Gastrointestinal disorders: very common – vomiting.
General disorders: common – irritability³.
Notes:
1 – prolactin levels (patients <18 years): >20 µg/L (>869.56 pmol/L) in males; >26 µg/L (>1130.428 pmol/L) in females at any time. Less than 1% of patients had prolactin levels >100 µg/L.
2 – based on deviation above clinically significant thresholds (adapted from National Institutes of Health criteria) or increase >20 mmHg for systolic or >10 mmHg for diastolic blood pressure at any time, according to data from short-term (3–6 weeks) placebo-controlled trials in children and adolescents.
3 – note: frequency corresponds to that observed in adults, but irritability may be associated with different clinical manifestations in children and adolescents compared to adults.

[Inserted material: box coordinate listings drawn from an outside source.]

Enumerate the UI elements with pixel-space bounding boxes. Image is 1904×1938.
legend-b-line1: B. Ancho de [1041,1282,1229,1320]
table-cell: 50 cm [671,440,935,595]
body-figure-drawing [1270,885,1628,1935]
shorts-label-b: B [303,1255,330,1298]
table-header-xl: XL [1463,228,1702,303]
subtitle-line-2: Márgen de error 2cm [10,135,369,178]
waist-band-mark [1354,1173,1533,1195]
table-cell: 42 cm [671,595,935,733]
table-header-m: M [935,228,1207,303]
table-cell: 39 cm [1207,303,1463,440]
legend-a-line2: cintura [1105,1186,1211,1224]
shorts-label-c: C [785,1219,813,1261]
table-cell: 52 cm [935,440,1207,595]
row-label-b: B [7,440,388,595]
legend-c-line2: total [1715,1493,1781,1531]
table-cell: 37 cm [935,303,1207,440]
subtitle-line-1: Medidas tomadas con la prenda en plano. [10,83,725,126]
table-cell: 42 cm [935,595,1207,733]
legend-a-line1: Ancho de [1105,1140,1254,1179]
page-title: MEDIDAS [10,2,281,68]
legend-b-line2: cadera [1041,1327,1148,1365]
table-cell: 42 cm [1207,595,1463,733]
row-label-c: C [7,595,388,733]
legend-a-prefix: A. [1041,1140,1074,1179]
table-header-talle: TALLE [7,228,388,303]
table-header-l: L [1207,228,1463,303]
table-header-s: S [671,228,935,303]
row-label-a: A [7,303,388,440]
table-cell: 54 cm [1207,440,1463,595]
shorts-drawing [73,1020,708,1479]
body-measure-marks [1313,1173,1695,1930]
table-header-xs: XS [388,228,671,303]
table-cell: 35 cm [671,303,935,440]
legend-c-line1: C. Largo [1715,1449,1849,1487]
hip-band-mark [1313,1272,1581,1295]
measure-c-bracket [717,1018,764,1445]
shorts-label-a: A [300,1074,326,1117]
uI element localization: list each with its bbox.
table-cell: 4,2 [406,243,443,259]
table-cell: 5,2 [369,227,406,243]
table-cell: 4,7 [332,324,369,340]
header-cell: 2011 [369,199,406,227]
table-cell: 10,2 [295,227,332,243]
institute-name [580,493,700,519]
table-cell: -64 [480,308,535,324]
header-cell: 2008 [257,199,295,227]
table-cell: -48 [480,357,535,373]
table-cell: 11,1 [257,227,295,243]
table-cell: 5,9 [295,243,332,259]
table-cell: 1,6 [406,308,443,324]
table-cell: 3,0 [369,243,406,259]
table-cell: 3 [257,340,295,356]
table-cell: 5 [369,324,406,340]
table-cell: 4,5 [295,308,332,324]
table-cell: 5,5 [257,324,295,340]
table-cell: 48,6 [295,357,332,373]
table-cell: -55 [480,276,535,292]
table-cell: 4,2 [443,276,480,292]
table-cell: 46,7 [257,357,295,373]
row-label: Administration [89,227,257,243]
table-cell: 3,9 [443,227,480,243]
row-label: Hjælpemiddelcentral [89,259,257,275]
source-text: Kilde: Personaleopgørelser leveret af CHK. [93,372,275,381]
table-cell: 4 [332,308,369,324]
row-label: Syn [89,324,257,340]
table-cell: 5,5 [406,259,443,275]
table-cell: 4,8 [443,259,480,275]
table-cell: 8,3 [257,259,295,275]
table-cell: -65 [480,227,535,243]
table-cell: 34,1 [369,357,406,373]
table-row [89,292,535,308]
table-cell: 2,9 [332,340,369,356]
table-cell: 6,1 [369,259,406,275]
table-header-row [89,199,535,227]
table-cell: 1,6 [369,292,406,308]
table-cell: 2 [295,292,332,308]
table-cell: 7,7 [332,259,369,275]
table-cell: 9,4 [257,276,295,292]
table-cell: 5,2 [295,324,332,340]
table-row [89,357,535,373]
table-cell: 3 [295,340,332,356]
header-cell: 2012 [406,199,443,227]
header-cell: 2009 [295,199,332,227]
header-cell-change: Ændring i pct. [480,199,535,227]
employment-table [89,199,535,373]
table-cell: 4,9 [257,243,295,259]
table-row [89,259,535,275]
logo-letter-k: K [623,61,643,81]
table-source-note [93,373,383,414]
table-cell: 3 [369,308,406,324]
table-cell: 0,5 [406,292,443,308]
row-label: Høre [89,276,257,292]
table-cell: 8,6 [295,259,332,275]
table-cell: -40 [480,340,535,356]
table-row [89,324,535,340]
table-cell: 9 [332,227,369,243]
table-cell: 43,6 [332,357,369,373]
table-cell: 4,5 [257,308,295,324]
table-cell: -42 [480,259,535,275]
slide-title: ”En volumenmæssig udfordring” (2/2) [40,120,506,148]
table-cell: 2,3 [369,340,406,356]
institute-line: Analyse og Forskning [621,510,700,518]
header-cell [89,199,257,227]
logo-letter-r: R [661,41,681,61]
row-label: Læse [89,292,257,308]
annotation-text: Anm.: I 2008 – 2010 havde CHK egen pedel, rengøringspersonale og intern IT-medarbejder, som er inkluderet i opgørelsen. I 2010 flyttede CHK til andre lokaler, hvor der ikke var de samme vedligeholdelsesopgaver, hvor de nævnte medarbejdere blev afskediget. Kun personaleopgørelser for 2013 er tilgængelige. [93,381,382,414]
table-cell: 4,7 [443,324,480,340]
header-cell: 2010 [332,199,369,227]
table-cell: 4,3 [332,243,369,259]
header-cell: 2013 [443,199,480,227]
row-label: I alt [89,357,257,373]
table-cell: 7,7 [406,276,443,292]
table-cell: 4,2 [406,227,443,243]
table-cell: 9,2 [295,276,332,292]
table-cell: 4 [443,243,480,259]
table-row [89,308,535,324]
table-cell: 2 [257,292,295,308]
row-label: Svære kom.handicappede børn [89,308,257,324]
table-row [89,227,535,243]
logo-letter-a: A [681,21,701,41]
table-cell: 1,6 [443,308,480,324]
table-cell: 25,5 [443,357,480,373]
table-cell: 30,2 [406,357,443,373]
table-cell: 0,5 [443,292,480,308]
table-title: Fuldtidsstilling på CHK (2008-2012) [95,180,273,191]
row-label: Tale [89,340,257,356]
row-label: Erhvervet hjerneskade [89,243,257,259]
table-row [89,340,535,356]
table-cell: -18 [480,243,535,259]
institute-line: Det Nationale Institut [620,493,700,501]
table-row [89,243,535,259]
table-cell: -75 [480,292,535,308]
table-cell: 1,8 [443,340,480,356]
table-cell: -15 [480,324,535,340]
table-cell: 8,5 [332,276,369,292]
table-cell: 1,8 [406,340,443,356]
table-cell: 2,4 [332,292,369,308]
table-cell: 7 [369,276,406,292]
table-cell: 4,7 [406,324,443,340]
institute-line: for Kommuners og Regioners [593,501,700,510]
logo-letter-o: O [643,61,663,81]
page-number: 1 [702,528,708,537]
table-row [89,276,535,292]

4 – see section "Pharmacological properties".
Shelf life. 3 years.
Storage conditions.
Store in original packaging at temperature not exceeding 25°C.
Keep out of reach of children.
Packaging.
10 tablets in a blister pack, 3 blisters in a cardboard box.
Prescription category. Prescription only.
Manufacturer.
Actavis Ltd. / Actavis Ltd.
Manufacturer's address.
BLB015, BLB016, Bulebel Industrial Estate, Zejtun, ZTN3000, Malta / BLB015, BLB016, Bulebel Industrial Estate, Zejtun, ZTN3000, Malta.
Marketing Authorization Holder.
UAB "Farmlyga" / JSC "Farmlyga".
Address of Marketing Authorization Holder.
Antakalnio g. 48A-304, Vilnius, Republic of Lithuania / Antakalnio g. 48A-304, Vilnius, Republic of Lithuania.